ACADEMIE VOOR DE HEBREEUWSE BIJBEL EN DE HEBREEUWSE TAAL

Notities van lezingen

 

kern-elektronen * tegenstelling * atoom * kern * logica * beweging * kring * materie moderne tijd * woning * huis * wetenschap * jacht * 2-wereld * Thora * zintuigen * vrouw * Schir haschirim * Brio * Elloel * 1-wording

            Tussen kern en elektronen, dus tussen het Ding an Sich en de verschijningsvorm, bestaat er steeds een tegenstelling, een tegenspraak.

            De kern is de ets pri ose pri, de boom die vrucht is en vruchten maakt. Dus datgene wat gelijktijdig al zijn doel bereikt heeft, dus niet meer in beweging is en niettemin toch ook de beweging kent, dus wordende is naar de vrucht. Het is een samengaan van twee uitersten, hetwelk wij niet kunnen zien. Voor ons bestaan deze uitersten juist als tegenstelling. Wij kennen òf de toestand van het reeds vrucht zijn, òfwel de toestand van het vrucht worden. Maar dat iets gelijktijdig vrucht is en vrucht wordt, is voor onze logica niet vatbaar. Daarom is de boom des levens, de ets pri ose pri, voor ons onbegrijpelijk en wordt als onlogisch terzijde gesteld. Hij is even onlogisch als de kern van een atoom, die een verschijning is van deze boom des levens en zich niet stoort aan onze wetmatigheid. De kern van een atoom bevat niet alleen zijn eigen kracht, doch tevens de kracht van de bewegingen van alle kringen. Hij is dus gelijktijdig het zijnde en het wordende.

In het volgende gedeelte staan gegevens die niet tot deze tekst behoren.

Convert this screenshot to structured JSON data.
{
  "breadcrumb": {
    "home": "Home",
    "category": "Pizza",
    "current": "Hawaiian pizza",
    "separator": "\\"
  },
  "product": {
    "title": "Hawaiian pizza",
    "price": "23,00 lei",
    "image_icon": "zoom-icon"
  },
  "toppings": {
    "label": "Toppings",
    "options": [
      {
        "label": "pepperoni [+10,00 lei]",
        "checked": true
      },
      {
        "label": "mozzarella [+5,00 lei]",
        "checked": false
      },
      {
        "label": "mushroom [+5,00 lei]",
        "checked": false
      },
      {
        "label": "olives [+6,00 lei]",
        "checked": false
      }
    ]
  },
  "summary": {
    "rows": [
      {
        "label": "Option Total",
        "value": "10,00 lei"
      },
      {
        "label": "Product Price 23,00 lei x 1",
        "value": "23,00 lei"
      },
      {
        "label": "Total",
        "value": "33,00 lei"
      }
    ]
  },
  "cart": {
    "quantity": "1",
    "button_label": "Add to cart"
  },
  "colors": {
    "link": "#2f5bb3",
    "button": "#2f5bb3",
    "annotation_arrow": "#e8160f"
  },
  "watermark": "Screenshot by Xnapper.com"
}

            De kringen daarentegen zijn alleen het worden, het onderweg zijn. Hun diep instinct vraagt daarom ook naar dit onderweg zijn, naar het in beweging zijn. Hoe meer iets of iemand kring wordt, destemeer wil hij onderweg zijn. De lust van het trekken ter wille van het trekken, ter wille van het in beweging zijn, welke in de laatste decennia de wereld steeds meer heeft gegrepen, is daar een uiting van. Oorspronkelijk waren het slechts de westelijke volkeren - in de vorige eeuw speciaal Engeland, later met name Amerika - welke de drang tot trekken in zich hadden, maar het is nu zo geworden, dat praktisch iedereen eigenlijk alleen maar tevreden is, als hij ergens onderweg is. Het gaat niet meer om het zien van bepaalde dingen, om het leren van bepaalde dingen, doch om het in snel tempo passeren van de dingen. Een moderne wandelvereniging bij voorbeeld heeft niets meer gemeen met het wandelen en trekken in vroeger tijden, toen men werkelijk van de natuur genoot en dingen zag. Tegenwoordig wandelt men in marstempo, ziet nauwelijks waar men doorheen trekt, doch heeft slechts ten doel zo en zoveel kilometers af te leggen, of die en die plaats te bereiken. Men wandelt in een roes, zingende of pratende, maar niet ter wille van het rustig opnemen van de wereld waar doorheen men gaat en ook niet ter wille van het vrij maken van zijn geest voor de dingen van het leven.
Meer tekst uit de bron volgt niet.